La lumière bleue des 6 écrans de contrôle se reflète sur le visage de Samuel Rossier, responsable du centre des opérations de sécurité de DFI. C’est le responsable de la tour de contrôle où sont surveillés des centaines de systèmes et d’échanges informatiques de nombreuses entreprises.

Samuel Rossier pointe un gyrophare rouge installé en haut de son mur d’écrans, c’est l’alarme qui se déclenche à chaque intrusion. «Ce n’est plus très utile d’avoir simplement des antivirus ou des pare-feu car les attaques franchissent régulièrement ces murailles.

Nous sommes un peu comme des caméras de vidéosurveillance disposées à l’intérieur de ces murailles pour détecter tous les mouvements suspects» explique l’expert. L’équipe agit au plus vite pour identifier la menace, la confiner avant de la supprimer.

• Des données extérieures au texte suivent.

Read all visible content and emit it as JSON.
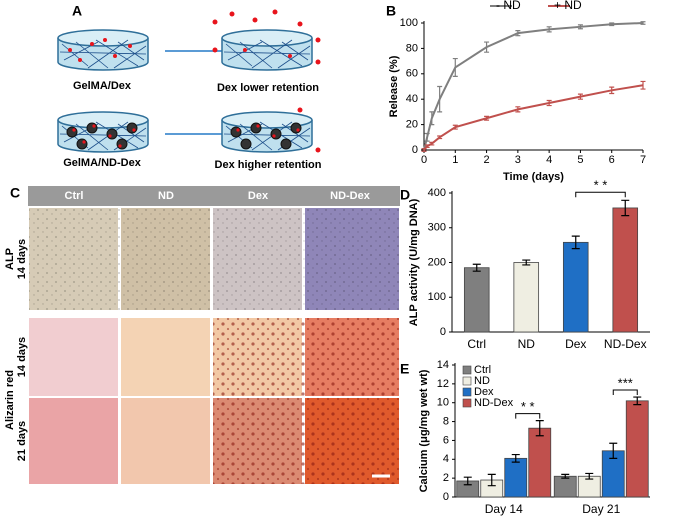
{
  "panel_a": {
    "label": "A",
    "items": [
      {
        "before": "GelMA/Dex",
        "after": "Dex lower retention"
      },
      {
        "before": "GelMA/ND-Dex",
        "after": "Dex higher retention"
      }
    ]
  },
  "panel_c": {
    "label": "C",
    "columns": [
      "Ctrl",
      "ND",
      "Dex",
      "ND-Dex"
    ],
    "rows": [
      {
        "stain": "ALP",
        "time": "14 days"
      },
      {
        "stain": "Alizarin red",
        "time": "14 days"
      },
      {
        "time": "21 days"
      }
    ]
  },
  "chart_data": [
    {
      "type": "line",
      "panel": "B",
      "x_label": "Time (days)",
      "y_label": "Release (%)",
      "x": [
        0,
        0.1,
        0.25,
        0.5,
        1,
        2,
        3,
        4,
        5,
        6,
        7
      ],
      "series": [
        {
          "name": "- ND",
          "color": "#7f7f7f",
          "values": [
            0,
            10,
            25,
            40,
            65,
            81,
            92,
            95,
            97,
            99,
            100
          ],
          "errors": [
            1,
            3,
            5,
            10,
            7,
            4,
            2,
            2,
            1.5,
            1,
            1
          ]
        },
        {
          "name": "+ ND",
          "color": "#c0504d",
          "values": [
            0,
            3,
            5,
            10,
            18,
            25,
            32,
            37,
            42,
            47,
            51
          ],
          "errors": [
            1,
            1,
            1,
            1,
            1.5,
            1.5,
            2,
            2,
            2,
            2.5,
            3
          ]
        }
      ],
      "xlim": [
        0,
        7
      ],
      "xticks": [
        0,
        1,
        2,
        3,
        4,
        5,
        6,
        7
      ],
      "ylim": [
        0,
        100
      ],
      "yticks": [
        0,
        20,
        40,
        60,
        80,
        100
      ],
      "grid": false
    },
    {
      "type": "bar",
      "panel": "D",
      "y_label": "ALP activity (U/mg DNA)",
      "categories": [
        "Ctrl",
        "ND",
        "Dex",
        "ND-Dex"
      ],
      "values": [
        185,
        200,
        258,
        357
      ],
      "errors": [
        10,
        7,
        18,
        22
      ],
      "colors": [
        "#7f7f7f",
        "#efeee2",
        "#1f6fc5",
        "#c0504d"
      ],
      "annotations": [
        "* *"
      ],
      "ylim": [
        0,
        400
      ],
      "yticks": [
        0,
        100,
        200,
        300,
        400
      ],
      "grid": false
    },
    {
      "type": "grouped_bar",
      "panel": "E",
      "y_label": "Calcium (μg/mg wet wt)",
      "categories": [
        "Day 14",
        "Day 21"
      ],
      "series": [
        {
          "name": "Ctrl",
          "color": "#7f7f7f",
          "values": [
            1.7,
            2.2
          ],
          "errors": [
            0.4,
            0.2
          ]
        },
        {
          "name": "ND",
          "color": "#efeee2",
          "values": [
            1.8,
            2.2
          ],
          "errors": [
            0.6,
            0.3
          ]
        },
        {
          "name": "Dex",
          "color": "#1f6fc5",
          "values": [
            4.1,
            4.9
          ],
          "errors": [
            0.4,
            0.8
          ]
        },
        {
          "name": "ND-Dex",
          "color": "#c0504d",
          "values": [
            7.3,
            10.2
          ],
          "errors": [
            0.8,
            0.4
          ]
        }
      ],
      "annotations": [
        "* *",
        "***"
      ],
      "ylim": [
        0,
        14
      ],
      "yticks": [
        0,
        2,
        4,
        6,
        8,
        10,
        12,
        14
      ],
      "grid": false,
      "legend": "upper left"
    }
  ]
}
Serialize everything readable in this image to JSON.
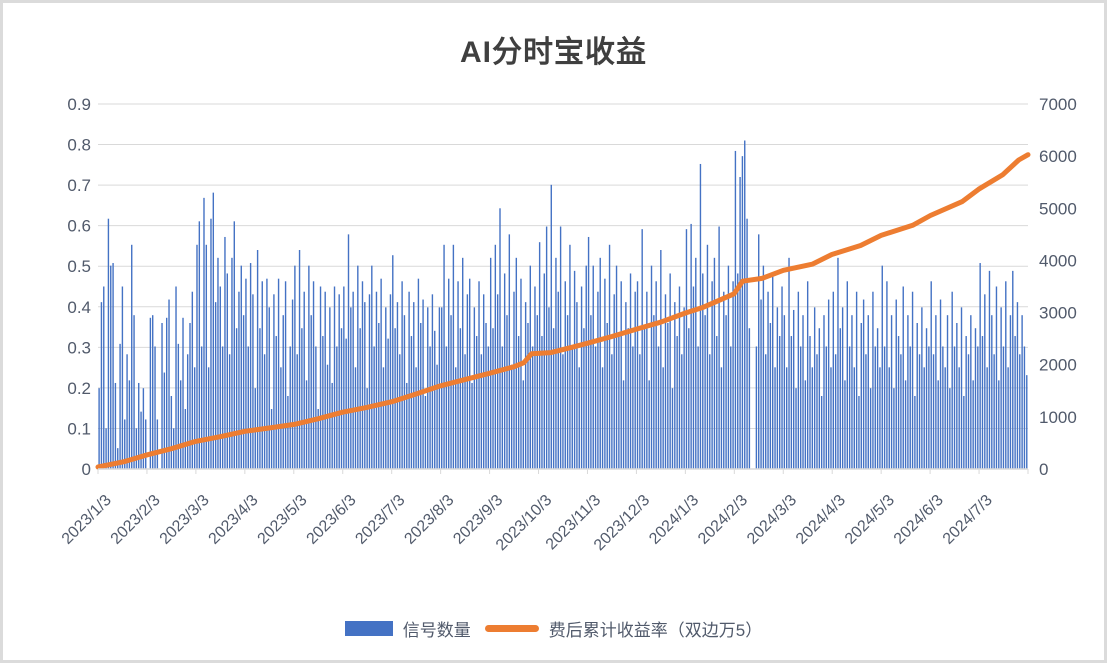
{
  "page": {
    "background": "#FFFFFF",
    "frame_border_color": "#DBDBDB"
  },
  "chart_data": {
    "type": "combo",
    "title": "AI分时宝收益",
    "title_color": "#3F3F3F",
    "axis_label_color": "#515A6B",
    "grid": {
      "horizontal": true,
      "color": "#D9D9D9"
    },
    "x_axis": {
      "label_rotation_deg": -45,
      "labels": [
        "2023/1/3",
        "2023/2/3",
        "2023/3/3",
        "2023/4/3",
        "2023/5/3",
        "2023/6/3",
        "2023/7/3",
        "2023/8/3",
        "2023/9/3",
        "2023/10/3",
        "2023/11/3",
        "2023/12/3",
        "2024/1/3",
        "2024/2/3",
        "2024/3/3",
        "2024/4/3",
        "2024/5/3",
        "2024/6/3",
        "2024/7/3"
      ]
    },
    "y_axis_left": {
      "min": 0,
      "max": 0.9,
      "step": 0.1,
      "tick_labels": [
        "0",
        "0.1",
        "0.2",
        "0.3",
        "0.4",
        "0.5",
        "0.6",
        "0.7",
        "0.8",
        "0.9"
      ]
    },
    "y_axis_right": {
      "min": 0,
      "max": 7000,
      "step": 1000,
      "tick_labels": [
        "0",
        "1000",
        "2000",
        "3000",
        "4000",
        "5000",
        "6000",
        "7000"
      ]
    },
    "legend": {
      "position": "bottom",
      "items": [
        "信号数量",
        "费后累计收益率（双边万5）"
      ]
    },
    "series": [
      {
        "name": "信号数量",
        "type": "bar",
        "axis": "right",
        "color": "#4472C4",
        "values": [
          1550,
          3200,
          3500,
          780,
          4800,
          3900,
          3950,
          1650,
          400,
          2400,
          3500,
          950,
          2200,
          1700,
          4300,
          2950,
          780,
          1650,
          1100,
          1550,
          950,
          0,
          2900,
          2950,
          2350,
          950,
          0,
          2800,
          1850,
          2900,
          3250,
          1400,
          780,
          3500,
          2400,
          1700,
          2900,
          1150,
          2200,
          2800,
          3400,
          1950,
          4300,
          4750,
          2350,
          5200,
          4300,
          1950,
          4800,
          5300,
          3200,
          4050,
          3500,
          2350,
          4450,
          3750,
          2200,
          4050,
          4750,
          2700,
          3400,
          3900,
          2950,
          3650,
          2350,
          3950,
          3350,
          1550,
          4200,
          2700,
          3600,
          2200,
          3650,
          3100,
          1150,
          3350,
          2550,
          3650,
          1950,
          2950,
          3600,
          1400,
          2350,
          3250,
          3900,
          2200,
          4200,
          2700,
          3400,
          1700,
          3900,
          2950,
          3600,
          2350,
          1150,
          3500,
          2550,
          3400,
          2000,
          3100,
          1650,
          3500,
          2350,
          3350,
          2700,
          3500,
          2500,
          4500,
          3100,
          3400,
          1950,
          3900,
          2700,
          3600,
          3200,
          1550,
          3350,
          3900,
          2350,
          3400,
          2800,
          3650,
          1950,
          3100,
          2500,
          3350,
          4100,
          2700,
          3200,
          2200,
          3600,
          2950,
          1650,
          3400,
          2550,
          3200,
          1950,
          3650,
          2800,
          3250,
          1400,
          3100,
          2350,
          3350,
          2650,
          2000,
          3100,
          3100,
          4300,
          2350,
          3650,
          2950,
          4300,
          1950,
          3600,
          2700,
          4050,
          2200,
          3350,
          3650,
          1650,
          3100,
          2550,
          3600,
          2200,
          3350,
          2800,
          2350,
          4050,
          2700,
          4300,
          3350,
          5000,
          2350,
          3750,
          2950,
          4500,
          2000,
          3400,
          4050,
          2550,
          3650,
          1700,
          3200,
          2800,
          3900,
          2350,
          3500,
          2950,
          4350,
          2550,
          3750,
          4650,
          3100,
          5450,
          2700,
          4050,
          3400,
          4650,
          2200,
          3600,
          2950,
          4300,
          2350,
          3800,
          3200,
          1950,
          3500,
          2700,
          3900,
          4450,
          2950,
          3900,
          2350,
          3400,
          4050,
          1950,
          3650,
          2800,
          4300,
          2200,
          3350,
          3900,
          2550,
          3600,
          1700,
          3200,
          2700,
          3750,
          2350,
          3400,
          3600,
          2200,
          4600,
          2700,
          3400,
          1700,
          3900,
          2950,
          3600,
          2350,
          4200,
          1950,
          3350,
          2800,
          3750,
          1550,
          3200,
          2550,
          3500,
          2200,
          3100,
          4600,
          2700,
          4700,
          3500,
          4050,
          2350,
          5850,
          3750,
          2950,
          4300,
          2200,
          3600,
          4050,
          2550,
          4650,
          1950,
          3400,
          2950,
          3900,
          2350,
          3600,
          6100,
          3750,
          5600,
          6000,
          6300,
          4800,
          2700,
          0,
          0,
          2350,
          4500,
          3250,
          3900,
          2200,
          3400,
          2800,
          3750,
          1950,
          3100,
          2550,
          3500,
          2950,
          1950,
          4050,
          2550,
          3050,
          1550,
          3400,
          2350,
          2950,
          1700,
          3600,
          2550,
          1950,
          3100,
          2200,
          2700,
          1400,
          2950,
          2350,
          3250,
          1950,
          3400,
          2200,
          4050,
          2700,
          3100,
          1700,
          3600,
          2350,
          2950,
          1950,
          3400,
          1400,
          2800,
          3250,
          2200,
          2950,
          1550,
          3400,
          2350,
          2700,
          1950,
          3900,
          2350,
          3600,
          1950,
          2950,
          1550,
          3250,
          2550,
          2200,
          3500,
          1700,
          2950,
          2350,
          3400,
          1400,
          2800,
          2200,
          3100,
          1950,
          2700,
          2350,
          3600,
          2200,
          2950,
          1700,
          3250,
          2350,
          1950,
          2950,
          1550,
          3400,
          2350,
          2800,
          1950,
          3100,
          1400,
          2550,
          2200,
          2950,
          1700,
          2700,
          2350,
          3950,
          2550,
          3350,
          1950,
          3800,
          2950,
          2200,
          3500,
          1700,
          3100,
          2350,
          3600,
          1950,
          2950,
          3800,
          2550,
          3200,
          2200,
          2950,
          2350,
          1800
        ]
      },
      {
        "name": "费后累计收益率（双边万5）",
        "type": "line",
        "axis": "left",
        "color": "#ED7D31",
        "stroke_width": 5,
        "points": [
          [
            0.0,
            0.005
          ],
          [
            0.028,
            0.018
          ],
          [
            0.053,
            0.035
          ],
          [
            0.079,
            0.05
          ],
          [
            0.105,
            0.068
          ],
          [
            0.132,
            0.08
          ],
          [
            0.158,
            0.093
          ],
          [
            0.184,
            0.101
          ],
          [
            0.211,
            0.11
          ],
          [
            0.237,
            0.124
          ],
          [
            0.263,
            0.14
          ],
          [
            0.289,
            0.152
          ],
          [
            0.316,
            0.166
          ],
          [
            0.342,
            0.185
          ],
          [
            0.368,
            0.205
          ],
          [
            0.395,
            0.221
          ],
          [
            0.421,
            0.236
          ],
          [
            0.447,
            0.252
          ],
          [
            0.458,
            0.262
          ],
          [
            0.466,
            0.284
          ],
          [
            0.487,
            0.287
          ],
          [
            0.508,
            0.299
          ],
          [
            0.526,
            0.31
          ],
          [
            0.553,
            0.327
          ],
          [
            0.579,
            0.345
          ],
          [
            0.605,
            0.362
          ],
          [
            0.632,
            0.385
          ],
          [
            0.651,
            0.399
          ],
          [
            0.684,
            0.432
          ],
          [
            0.693,
            0.463
          ],
          [
            0.714,
            0.47
          ],
          [
            0.737,
            0.49
          ],
          [
            0.768,
            0.505
          ],
          [
            0.789,
            0.529
          ],
          [
            0.82,
            0.551
          ],
          [
            0.842,
            0.576
          ],
          [
            0.876,
            0.601
          ],
          [
            0.895,
            0.625
          ],
          [
            0.929,
            0.659
          ],
          [
            0.947,
            0.69
          ],
          [
            0.973,
            0.726
          ],
          [
            0.99,
            0.762
          ],
          [
            1.0,
            0.775
          ]
        ]
      }
    ]
  }
}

Refermer les brèches, renforcer les défenses

Mais une fois que la balle atteint son but, le travail ne s’arrête pas là. Dans certains cas très graves d’intrusion, les spécialistes DFI peuvent procéder à des investigations «c’est un peu comme les Experts Miami version numérique» résume Samuel Rossier. «On va identifier une ou plusieurs machines infectées, et tenter de comprendre pourquoi et comment les hackers s’y sont pris.

Puis on va effacer tous les virus ou malwares qu’ils ont laissés derrière eux. Tout cela dans le but de renforcer la protection et de combler les brèches.»

Une défense efficace et accessible 

C’est le pari du système Cybersniper: offrir une protection complémentaire et optimale accessible à toute entreprise. Deux options sont proposées, la première permet grâce au cloud de faire passer son trafic directement par la tour de contrôle de sécurité DFI.

L’autre est une box hébergée dans l’enceinte même de l’entreprise. Près d’une centaine de clients: banques, industries pharmaceutiques, PME… font confiance à la dextérité du Cybersniper dans un contexte où les attaques sont nombreuses.

Neuf entreprises suisses sur dix ont déjà subi une cyberattaque, elles prennent en moyenne de 4 à 6 mois pour détecter une intrusion ce qui laisse le temps aux hackers de voler des fichiers, de déposer des virus et de faire de gros dégâts. A moins de presser la détente à temps.

Identification de la menace en un temps record

Car la rapidité de réaction du Cybersniper est l’une des clés de sa réussite. Le système est basé sur l’échange et le partage des bases de données qui répertorient sites malveillants, virus et menaces numériques.

Connecté avec d’autres organismes de cybersécurité situés en Suisse ou en Europe, le système est mis à jour pratiquement en temps réel. «Une équipe au Luxembourg va nous alerter sur une adresse IP chinoise malveillante, une autre en Allemagne va nous signaler un domaine hébergé en Italie qui semble douteux… toutes les équipes de sécurité partagent ces informations entre elles pour répertorier et identifier le plus rapidement possible les menaces» détaille Samuel Rossier. Tel est le premier objectif d’un bon sniper: savoir rapidement identifier sa cible.